Healing Doesn't Just Change How You Feel…It Changes How You Relate to Yourself.
When people think about healing, they often imagine feeling less anxious, becoming more confident, or finally getting to a place where life feels easier.
And while those shifts certainly can happen, I've noticed something else that feels just as meaningful.
Healing doesn't just change how you feel.
Over time, it begins to change the relationship you have with yourself. And as that relationship changes, the way you move through your life often begins to change with it.
The things you do may not look dramatically different from the outside. You may still go to work, care for your family, exercise, spend time with friends, or navigate difficult seasons.

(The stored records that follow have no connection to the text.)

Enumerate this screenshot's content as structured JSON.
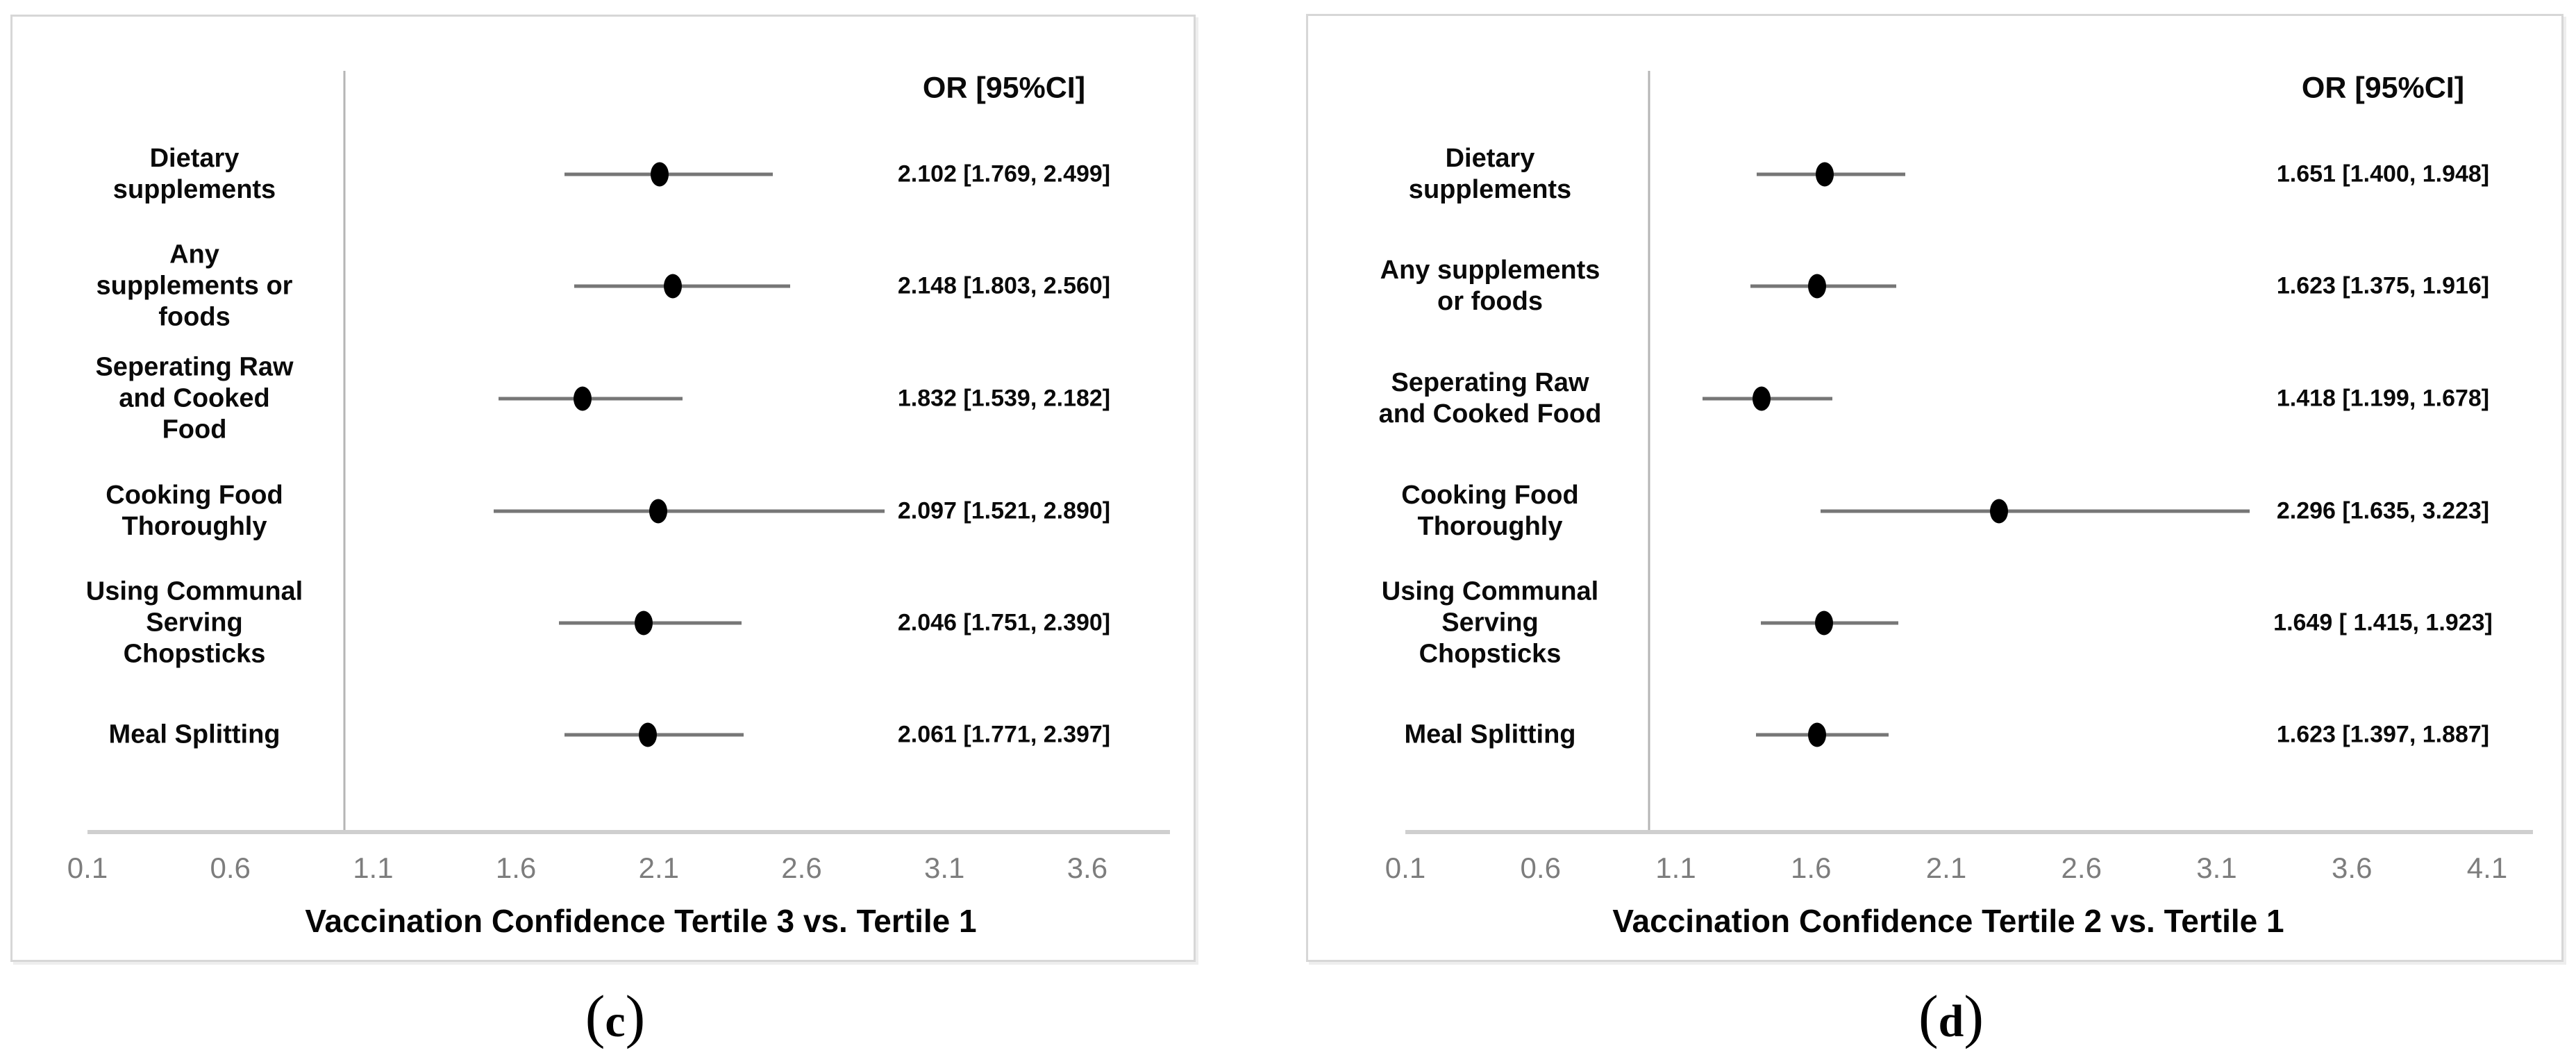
{
  "figure": {
    "background": "#ffffff",
    "description": "Two forest plots of odds ratios with 95% confidence intervals for COVID-19 protective behaviours by vaccination confidence tertile"
  },
  "colors": {
    "dot": "#000000",
    "ci_line": "#767676",
    "axis_line": "#cfcfcf",
    "reference_line": "#b5b5b5",
    "tick_text": "#7d7d7d",
    "label_text": "#0a0a0a",
    "panel_border": "#d7d7d7",
    "background": "#ffffff"
  },
  "captions": [
    {
      "open": "(",
      "letter": "c",
      "close": ")"
    },
    {
      "open": "(",
      "letter": "d",
      "close": ")"
    }
  ],
  "chart_data": [
    {
      "type": "scatter",
      "subtype": "forest-plot",
      "title": "Vaccination Confidence Tertile 3 vs. Tertile 1",
      "caption": "(c)",
      "or_header": "OR [95%CI]",
      "xticks": [
        "0.1",
        "0.6",
        "1.1",
        "1.6",
        "2.1",
        "2.6",
        "3.1",
        "3.6"
      ],
      "xtick_values": [
        0.1,
        0.6,
        1.1,
        1.6,
        2.1,
        2.6,
        3.1,
        3.6
      ],
      "xlim": [
        0.1,
        3.89
      ],
      "ref_line": 1.0,
      "grid": false,
      "legend": null,
      "rows": [
        {
          "label_lines": [
            "Dietary",
            "supplements"
          ],
          "or": 2.102,
          "ci_low": 1.769,
          "ci_high": 2.499,
          "or_text": "2.102 [1.769, 2.499]"
        },
        {
          "label_lines": [
            "Any",
            "supplements or",
            "foods"
          ],
          "or": 2.148,
          "ci_low": 1.803,
          "ci_high": 2.56,
          "or_text": "2.148 [1.803, 2.560]"
        },
        {
          "label_lines": [
            "Seperating Raw",
            "and Cooked",
            "Food"
          ],
          "or": 1.832,
          "ci_low": 1.539,
          "ci_high": 2.182,
          "or_text": "1.832 [1.539, 2.182]"
        },
        {
          "label_lines": [
            "Cooking Food",
            "Thoroughly"
          ],
          "or": 2.097,
          "ci_low": 1.521,
          "ci_high": 2.89,
          "or_text": "2.097 [1.521, 2.890]"
        },
        {
          "label_lines": [
            "Using Communal",
            "Serving",
            "Chopsticks"
          ],
          "or": 2.046,
          "ci_low": 1.751,
          "ci_high": 2.39,
          "or_text": "2.046 [1.751, 2.390]"
        },
        {
          "label_lines": [
            "Meal Splitting"
          ],
          "or": 2.061,
          "ci_low": 1.771,
          "ci_high": 2.397,
          "or_text": "2.061 [1.771, 2.397]"
        }
      ]
    },
    {
      "type": "scatter",
      "subtype": "forest-plot",
      "title": "Vaccination Confidence Tertile 2 vs. Tertile 1",
      "caption": "(d)",
      "or_header": "OR [95%CI]",
      "xticks": [
        "0.1",
        "0.6",
        "1.1",
        "1.6",
        "2.1",
        "2.6",
        "3.1",
        "3.6",
        "4.1"
      ],
      "xtick_values": [
        0.1,
        0.6,
        1.1,
        1.6,
        2.1,
        2.6,
        3.1,
        3.6,
        4.1
      ],
      "xlim": [
        0.1,
        4.27
      ],
      "ref_line": 1.0,
      "grid": false,
      "legend": null,
      "rows": [
        {
          "label_lines": [
            "Dietary",
            "supplements"
          ],
          "or": 1.651,
          "ci_low": 1.4,
          "ci_high": 1.948,
          "or_text": "1.651 [1.400, 1.948]"
        },
        {
          "label_lines": [
            "Any supplements",
            "or foods"
          ],
          "or": 1.623,
          "ci_low": 1.375,
          "ci_high": 1.916,
          "or_text": "1.623 [1.375, 1.916]"
        },
        {
          "label_lines": [
            "Seperating Raw",
            "and Cooked Food"
          ],
          "or": 1.418,
          "ci_low": 1.199,
          "ci_high": 1.678,
          "or_text": "1.418 [1.199, 1.678]"
        },
        {
          "label_lines": [
            "Cooking Food",
            "Thoroughly"
          ],
          "or": 2.296,
          "ci_low": 1.635,
          "ci_high": 3.223,
          "or_text": "2.296 [1.635, 3.223]"
        },
        {
          "label_lines": [
            "Using Communal",
            "Serving",
            "Chopsticks"
          ],
          "or": 1.649,
          "ci_low": 1.415,
          "ci_high": 1.923,
          "or_text": "1.649 [ 1.415, 1.923]"
        },
        {
          "label_lines": [
            "Meal Splitting"
          ],
          "or": 1.623,
          "ci_low": 1.397,
          "ci_high": 1.887,
          "or_text": "1.623 [1.397, 1.887]"
        }
      ]
    }
  ]
}
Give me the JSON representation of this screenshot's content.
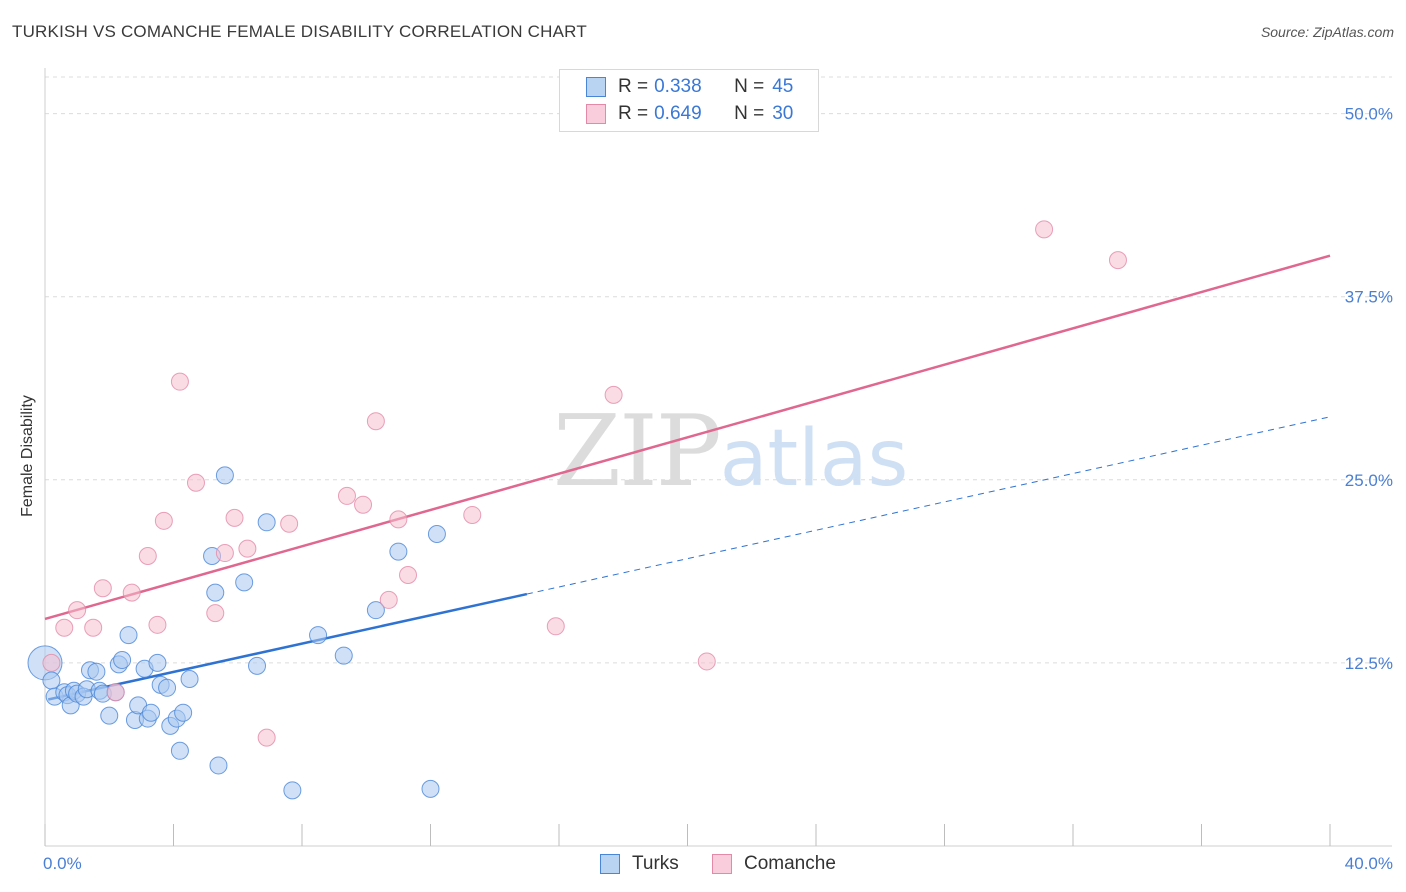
{
  "header": {
    "title": "TURKISH VS COMANCHE FEMALE DISABILITY CORRELATION CHART",
    "source": "Source: ZipAtlas.com"
  },
  "watermark": {
    "zip": "ZIP",
    "atlas": "atlas"
  },
  "legend": {
    "turks": {
      "r_label": "R =",
      "r_value": "0.338",
      "n_label": "N =",
      "n_value": "45"
    },
    "comanche": {
      "r_label": "R =",
      "r_value": "0.649",
      "n_label": "N =",
      "n_value": "30"
    }
  },
  "bottom_legend": {
    "turks": "Turks",
    "comanche": "Comanche"
  },
  "colors": {
    "turks_fill": "#a9c8f0",
    "turks_stroke": "#4a86d8",
    "turks_line": "#2f73d2",
    "comanche_fill": "#f6bfd0",
    "comanche_stroke": "#e48aa8",
    "comanche_line": "#e0678f",
    "grid": "#dcdcdc",
    "axis_text": "#4a7fd4"
  },
  "chart_data": {
    "type": "scatter",
    "title": "TURKISH VS COMANCHE FEMALE DISABILITY CORRELATION CHART",
    "xlabel": "",
    "ylabel": "Female Disability",
    "xlim": [
      0,
      40
    ],
    "ylim": [
      0,
      52.5
    ],
    "x_tick_labels": [
      "0.0%",
      "40.0%"
    ],
    "y_ticks": [
      12.5,
      25.0,
      37.5,
      50.0
    ],
    "y_tick_labels": [
      "12.5%",
      "25.0%",
      "37.5%",
      "50.0%"
    ],
    "grid": true,
    "legend_position": "top-center",
    "series": [
      {
        "name": "Turks",
        "R": 0.338,
        "N": 45,
        "trend": {
          "x0": 0.1,
          "y0": 10.0,
          "x1": 15.0,
          "y1": 17.2,
          "dashed_to_x": 40.0,
          "dashed_to_y": 29.3
        },
        "points": [
          {
            "x": 0.0,
            "y": 12.5,
            "big": true
          },
          {
            "x": 0.2,
            "y": 11.3
          },
          {
            "x": 0.3,
            "y": 10.2
          },
          {
            "x": 0.6,
            "y": 10.5
          },
          {
            "x": 0.7,
            "y": 10.3
          },
          {
            "x": 0.8,
            "y": 9.6
          },
          {
            "x": 0.9,
            "y": 10.6
          },
          {
            "x": 1.0,
            "y": 10.4
          },
          {
            "x": 1.2,
            "y": 10.2
          },
          {
            "x": 1.3,
            "y": 10.7
          },
          {
            "x": 1.4,
            "y": 12.0
          },
          {
            "x": 1.6,
            "y": 11.9
          },
          {
            "x": 1.7,
            "y": 10.6
          },
          {
            "x": 1.8,
            "y": 10.4
          },
          {
            "x": 2.0,
            "y": 8.9
          },
          {
            "x": 2.2,
            "y": 10.5
          },
          {
            "x": 2.3,
            "y": 12.4
          },
          {
            "x": 2.4,
            "y": 12.7
          },
          {
            "x": 2.6,
            "y": 14.4
          },
          {
            "x": 2.8,
            "y": 8.6
          },
          {
            "x": 2.9,
            "y": 9.6
          },
          {
            "x": 3.1,
            "y": 12.1
          },
          {
            "x": 3.2,
            "y": 8.7
          },
          {
            "x": 3.3,
            "y": 9.1
          },
          {
            "x": 3.5,
            "y": 12.5
          },
          {
            "x": 3.6,
            "y": 11.0
          },
          {
            "x": 3.8,
            "y": 10.8
          },
          {
            "x": 3.9,
            "y": 8.2
          },
          {
            "x": 4.1,
            "y": 8.7
          },
          {
            "x": 4.2,
            "y": 6.5
          },
          {
            "x": 4.3,
            "y": 9.1
          },
          {
            "x": 4.5,
            "y": 11.4
          },
          {
            "x": 5.2,
            "y": 19.8
          },
          {
            "x": 5.3,
            "y": 17.3
          },
          {
            "x": 5.4,
            "y": 5.5
          },
          {
            "x": 5.6,
            "y": 25.3
          },
          {
            "x": 6.2,
            "y": 18.0
          },
          {
            "x": 6.6,
            "y": 12.3
          },
          {
            "x": 6.9,
            "y": 22.1
          },
          {
            "x": 7.7,
            "y": 3.8
          },
          {
            "x": 8.5,
            "y": 14.4
          },
          {
            "x": 9.3,
            "y": 13.0
          },
          {
            "x": 10.3,
            "y": 16.1
          },
          {
            "x": 11.0,
            "y": 20.1
          },
          {
            "x": 12.0,
            "y": 3.9
          },
          {
            "x": 12.2,
            "y": 21.3
          }
        ]
      },
      {
        "name": "Comanche",
        "R": 0.649,
        "N": 30,
        "trend": {
          "x0": 0.0,
          "y0": 15.5,
          "x1": 40.0,
          "y1": 40.3
        },
        "points": [
          {
            "x": 0.2,
            "y": 12.5
          },
          {
            "x": 0.6,
            "y": 14.9
          },
          {
            "x": 1.0,
            "y": 16.1
          },
          {
            "x": 1.5,
            "y": 14.9
          },
          {
            "x": 1.8,
            "y": 17.6
          },
          {
            "x": 2.2,
            "y": 10.5
          },
          {
            "x": 2.7,
            "y": 17.3
          },
          {
            "x": 3.2,
            "y": 19.8
          },
          {
            "x": 3.5,
            "y": 15.1
          },
          {
            "x": 3.7,
            "y": 22.2
          },
          {
            "x": 4.2,
            "y": 31.7
          },
          {
            "x": 4.7,
            "y": 24.8
          },
          {
            "x": 5.3,
            "y": 15.9
          },
          {
            "x": 5.6,
            "y": 20.0
          },
          {
            "x": 5.9,
            "y": 22.4
          },
          {
            "x": 6.3,
            "y": 20.3
          },
          {
            "x": 6.9,
            "y": 7.4
          },
          {
            "x": 7.6,
            "y": 22.0
          },
          {
            "x": 9.4,
            "y": 23.9
          },
          {
            "x": 9.9,
            "y": 23.3
          },
          {
            "x": 10.3,
            "y": 29.0
          },
          {
            "x": 10.7,
            "y": 16.8
          },
          {
            "x": 11.0,
            "y": 22.3
          },
          {
            "x": 11.3,
            "y": 18.5
          },
          {
            "x": 13.3,
            "y": 22.6
          },
          {
            "x": 15.9,
            "y": 15.0
          },
          {
            "x": 17.7,
            "y": 30.8
          },
          {
            "x": 20.6,
            "y": 12.6
          },
          {
            "x": 31.1,
            "y": 42.1
          },
          {
            "x": 33.4,
            "y": 40.0
          }
        ]
      }
    ]
  }
}
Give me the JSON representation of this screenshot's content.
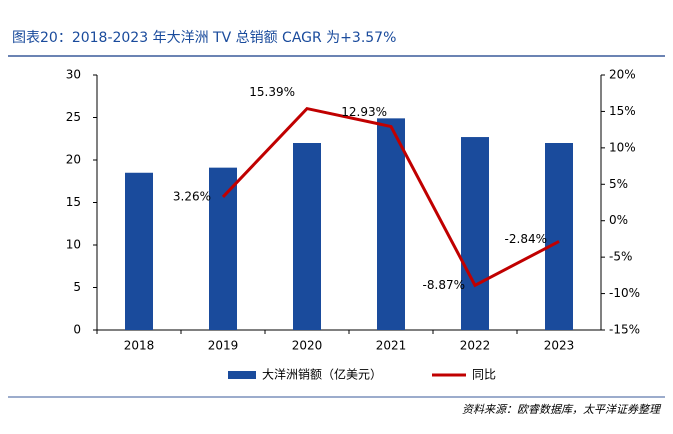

But the reasons you're doing those things—and the way you experience them—can begin to feel very different.
You Begin Listening Instead of Constantly Pushing Through
Before doing my own healing work, I didn't always notice the ways I pushed past myself.
I would keep working even when I was exhausted. I'd ignore hunger because I was busy. I'd tell myself I could rest later, slow down later, or take care of myself once everything else had been handled.
None of it felt unusual at the time.
It simply felt like what responsible adults did.
Over time, though, I began noticing that my body had been communicating with me all along. Fatigue wasn't something to overcome. Stress wasn't something to ignore. Hunger, tension, sadness, and even the need for quiet were all forms of communication.
Healing didn't make those signals disappear.
It simply helped me become more willing to listen.
Even the Things You Already Do Can Begin to Feel Different
One of the clearest examples of this for me has been my relationship with movement.
There was a time when working out was mostly connected to discipline, productivity, or changing my body. If I exercised, it was often because I felt like I should.
Today, movement has become one of the ways I care for myself.
I still lift weights. I still enjoy challenging my body. From the outside, it probably doesn't look all that different. But internally, the relationship has shifted.
I'm no longer asking my body to become something else before it's worthy of care.
The care comes first.
I've noticed similar shifts in other areas of my life, too.
Rest no longer feels like something I have to earn after I've accomplished enough. Slowing down doesn't carry the same sense of guilt it once did. Even eating feels less connected to rules and more connected to noticing what my body actually needs.
The behaviors themselves haven't changed nearly as much as the relationship I have with them.
You Stop Measuring Your Worth By What You Produce
Many of the people I work with have spent years feeling like their value comes from being capable.
They're responsible, dependable, thoughtful, and often the people others rely on.
Those qualities aren't inherently a problem.
But when your sense of worth becomes closely tied to how much you accomplish or how much you can carry, it's easy to lose sight of yourself in the process.
As healing unfolds, I often notice people asking different questions than they used to.
Instead of wondering whether they've done enough, they begin wondering what they actually need.
Instead of measuring the day by everything they accomplished, they become curious about how they felt while living it.
Those questions may seem small, but they often reflect a much deeper shift.
They're no longer relating to themselves primarily through performance.
They're beginning to relate to themselves through care.
Your Relationships Begin to Feel Different, Too
One of the quieter changes that often happens during healing is that relationships begin to feel different.
Not because the people around you necessarily change, but because you're relating to them from a different place.
You may notice yourself expressing your needs instead of assuming you have to handle everything on your own. You might recognize your limits sooner and set a boundary before resentment has a chance to build. You may even find yourself allowing other people to support you in ways that once felt uncomfortable.
These moments rarely feel dramatic.
Instead, they tend to accumulate over time, creating relationships that feel more reciprocal and less exhausting to maintain.
Perhaps That's What Healing Really Is
When I think about what healing has meant in my own life, I don't think the biggest change has been feeling happier or becoming a different version of myself.
The biggest change has been developing a different relationship with myself.
One where my body isn't something to fight against, but something to listen to.
Where rest isn't something I have to justify.
Where movement is an act of care instead of self-criticism.
Where my worth isn't measured only by what I produce or how much I can carry.
That relationship is still evolving, and I imagine it always will.
But I've come to believe that this is what healing often looks like.
Not becoming someone new.
Simply learning to meet the person you've always been with a little more curiosity, compassion, and care.
Reconnecting Through Somatic Therapy
This is one of the reasons I'm so drawn to somatic therapy.
Rather than focusing only on changing thoughts or behaviors, somatic therapy invites us to slow down and pay attention to the relationship we're building with ourselves. Together, we explore your body's signals, your nervous system, and the patterns that have shaped the way you move through the world.
Over time, those patterns don't just change what you do. They begin changing how you experience your life, your relationships, and yourself.